Table 1 Bacterial strains used in this
study. Strain Relevant genotype Source or reference E. coli JM109 recA1 endA1gyrA96 thi-1 hsdR17 (r K – m K +) Stratagene supE44 relA1Δ(lac-proAB) [F' traD36 proAB lacI qZΔM15] E. coli BL21(DE3)pLysS F- ompT r – B m – B dcm gal tonA (DE3) pLysS (CmR)  E. coli EP314 W3110 Δ(lacIOPZYA) exa-1::Mu  dI1734 Km lac) in cadA] cadC1::Tn10 E. coli EP-CD4 E. coli EP314 lysP::Cm This work E. coli MG1655 K12 reference strain  E. coli MG1655ΔdsbA E. coli MG1655 ΔdsbA::Kan This work E. coli MG1655ΔdsbB E. coli MG1655 ΔdsbB::Kan This work E. coli MG1655ΔdsbC E. coli MG1655 ΔdsbC::Cm This work E. coli MG1655ΔdsbD E. coli MG1655 ΔdsbD::Kan This work E. coli MG1655ΔdsbG E. coli MG1655 ΔdsbG::Kan This work E. coli MG1655ΔccmG E. coli Nutlin-3a research buy MG1655 ΔccmG::Kan This work Table 2 Plasmids used in this study. Plasmid Relevant genotype Source or reference Aurora Kinase inhibitor pET16b Expression Crenolanib concentration vector, Apr Novagen pET16b-cadC cadC in pET16b  pET16b-cadC_C172A
Amino acid exchange C172A in cadC, This work cadC_C172A in pET16b pET16b-cadC_C208A cadC_C208A in pET16b This work pET16b-cadC_C272A cadC_C272A in pET16b This work pET16b-cadC_C172A,C208A cadC_C172A,C208A in pET16b This work pET16b-cadC_C172A,C272A cadC_C172A,C272A in pET16b This work pET16b-cadC_C208A,C272A cadC_C208A,C272A in pET16b This work pET16b-cadC_C172A,C208A,C272A cadC_C172A,C208A,C272A in pET16b This work pET16b-cadC_C208D,C272K cadC_C208D,C272K in pET16b This work pET16b-cadC_C208K,C272D cadC_C208K,C272D in pET16b This work pET16b-cadC_C172A,C208D,C272K cadC_C172A,C208D,C272K in pET16b This work pBAD33 Expression vector, Cmr  pBAD33-lysP lysP in pBAD33 Liothyronine Sodium  Site-directed mutants are designated as follows: The one letter code is used, followed by a number indicating
the position of the amino acid in wild-type CadC. The sequence is followed by a second letter denoting the amino acid replacement at this position.
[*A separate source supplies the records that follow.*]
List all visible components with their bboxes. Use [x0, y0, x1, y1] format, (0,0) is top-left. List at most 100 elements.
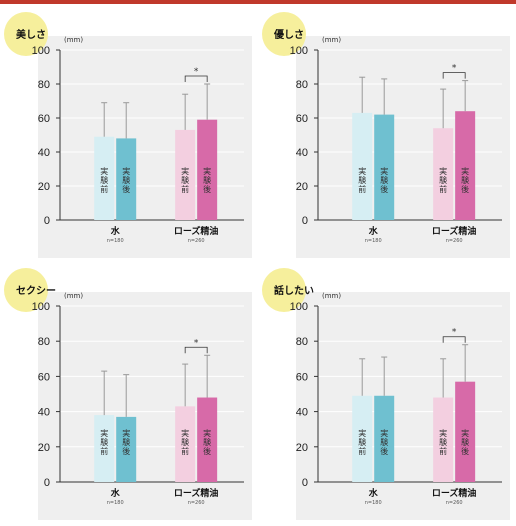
- bar: [94, 136, 115, 220]
- chart-title: 話したい: [274, 284, 314, 297]
- chart-svg-4: 話したい (mm)020406080100実験前実験後水n=180実験前実験後ロー…: [262, 268, 510, 520]
- bar-label-char: 実: [122, 166, 130, 176]
- bar-label-char: 実: [358, 166, 366, 176]
- bar: [433, 128, 454, 220]
- bar-label-char: 験: [380, 438, 388, 447]
- bar-label-char: 前: [100, 446, 108, 456]
- bar-label-char: 実: [203, 428, 211, 438]
- bar-label: 実験後: [203, 166, 211, 194]
- bar-label-char: 後: [203, 446, 211, 456]
- chart-panel-1: 美しさ (mm) 0 20 40 60 80 100 実験前実験後水 n=180 実験前実験後ローズ…: [4, 6, 256, 260]
- significance-mark: *: [452, 328, 457, 338]
- bar-label-char: 実: [181, 166, 189, 176]
- title-badge: [4, 12, 48, 56]
- bar-label-char: 験: [358, 438, 366, 447]
- bar-label-char: 後: [461, 184, 469, 194]
- x-category-label: ローズ精油: [432, 487, 477, 499]
- plot-background: [38, 292, 252, 520]
- bar-label-char: 験: [439, 176, 447, 185]
- sample-size-label: n=260: [446, 238, 463, 244]
- sample-size-label: n=260: [446, 500, 463, 506]
- bar-label-char: 験: [439, 438, 447, 447]
- y-tick-label: 40: [38, 407, 50, 419]
- bar: [455, 381, 476, 482]
- bar-label-char: 実: [380, 428, 388, 438]
- y-tick-label: 0: [302, 215, 308, 227]
- sample-size-label: n=180: [365, 238, 382, 244]
- x-category-label: 水: [369, 225, 379, 237]
- significance-bracket: [442, 72, 466, 79]
- y-tick-label: 40: [38, 147, 50, 159]
- bar-label-char: 実: [100, 166, 108, 176]
- bar-label: 実験前: [181, 166, 189, 194]
- bar-label-char: 実: [203, 166, 211, 176]
- significance-bracket: [184, 75, 208, 82]
- significance-mark: *: [194, 338, 199, 348]
- bar-label-char: 後: [122, 184, 130, 194]
- bar: [374, 395, 395, 482]
- y-tick-label: 100: [32, 45, 50, 57]
- bar-label-char: 実: [181, 428, 189, 438]
- bar-label-char: 実: [100, 428, 108, 438]
- bar-label-char: 験: [100, 176, 108, 185]
- y-tick-label: 0: [44, 477, 50, 489]
- bar-label: 実験前: [439, 428, 447, 456]
- bar-label-char: 前: [100, 184, 108, 194]
- bar-label-char: 験: [203, 438, 211, 447]
- x-category-label: ローズ精油: [432, 225, 477, 237]
- bar: [433, 397, 454, 482]
- chart-panel-3: セクシー (mm) 0 20 40 60 80 100 実験前実験後水 n=180 実験前実験後ロー…: [4, 262, 256, 522]
- bar-label: 実験後: [122, 428, 130, 456]
- bar-label-char: 前: [439, 184, 447, 194]
- bar-label-char: 後: [122, 446, 130, 456]
- bar-label-char: 前: [358, 446, 366, 456]
- plot-background: [38, 36, 252, 258]
- chart-panel-4: 話したい (mm) 0 20 40 60 80 100 実験前実験後水 n=180 実験前実験後ロー…: [262, 262, 514, 522]
- bar: [197, 397, 218, 482]
- y-tick-label: 0: [44, 215, 50, 227]
- bar: [175, 129, 196, 220]
- significance-mark: *: [194, 67, 199, 77]
- sample-size-label: n=260: [188, 238, 205, 244]
- y-tick-label: 60: [296, 371, 308, 383]
- title-badge: [4, 268, 48, 312]
- bar-label: 実験後: [380, 428, 388, 456]
- y-tick-label: 100: [32, 301, 50, 313]
- y-axis-unit: (mm): [322, 292, 341, 300]
- y-tick-label: 20: [38, 181, 50, 193]
- bar: [352, 395, 373, 482]
- bar-label-char: 実: [461, 166, 469, 176]
- bar-label-char: 実: [439, 166, 447, 176]
- bar: [116, 416, 137, 482]
- bar-label: 実験前: [100, 428, 108, 456]
- sample-size-label: n=180: [107, 238, 124, 244]
- bar-label: 実験後: [122, 166, 130, 194]
- y-tick-label: 80: [38, 336, 50, 348]
- y-tick-label: 20: [296, 181, 308, 193]
- sample-size-label: n=180: [107, 500, 124, 506]
- y-tick-label: 80: [296, 79, 308, 91]
- bar-label: 実験前: [100, 166, 108, 194]
- bar: [116, 138, 137, 220]
- y-axis-unit: (mm): [64, 292, 83, 300]
- bar-label-char: 験: [122, 176, 130, 185]
- y-tick-label: 80: [296, 336, 308, 348]
- plot-background: [296, 36, 510, 258]
- bar-label-char: 験: [181, 438, 189, 447]
- bar: [352, 112, 373, 220]
- bar-label-char: 験: [461, 438, 469, 447]
- title-badge: [262, 268, 306, 312]
- bar-label-char: 験: [122, 438, 130, 447]
- bar-label-char: 験: [380, 176, 388, 185]
- bar-label-char: 後: [380, 446, 388, 456]
- significance-bracket: [184, 346, 208, 354]
- bar-label-char: 前: [439, 446, 447, 456]
- x-category-label: ローズ精油: [174, 487, 219, 499]
- top-accent-line: [0, 0, 516, 4]
- sample-size-label: n=260: [188, 500, 205, 506]
- bar-label: 実験前: [181, 428, 189, 456]
- significance-mark: *: [452, 64, 457, 74]
- bar-label: 実験後: [461, 166, 469, 194]
- chart-svg-2: 優しさ (mm)020406080100実験前実験後水n=180実験前実験後ローズ…: [262, 12, 510, 258]
- bar-label: 実験前: [439, 166, 447, 194]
Generation of plasmids and strains All cadC derivatives were constructed by polymerase chain reaction (PCR) with mismatch primers either by single step or by two step PCR . To facilitate construction, a cadC gene with two additional unique restriction sites was employed . All site-specific mutations were directed by synthetic oligonucleotide primers containing the required nucleotide exchanges. PCR fragments were cloned into the expression vector pET16b with the restriction enzymes NdeI and BamHI so that all constructs carried the sequence encoding an N-terminal His-Tag of 10 histidine residues. E. coli EP-CD4, E. coli MG1655ΔdsbA, E. coli MG1655ΔdsbB, E. coli MG1655ΔdsbC, E. coli MG1655ΔdsbD, MG1655ΔdsbG and MG1655ΔccmG were constructed by deleting the genes lysP, dsbA, dsbB, dsbC, dsbD, dsbG and ccmG, respectively, via the Quick & Easy E.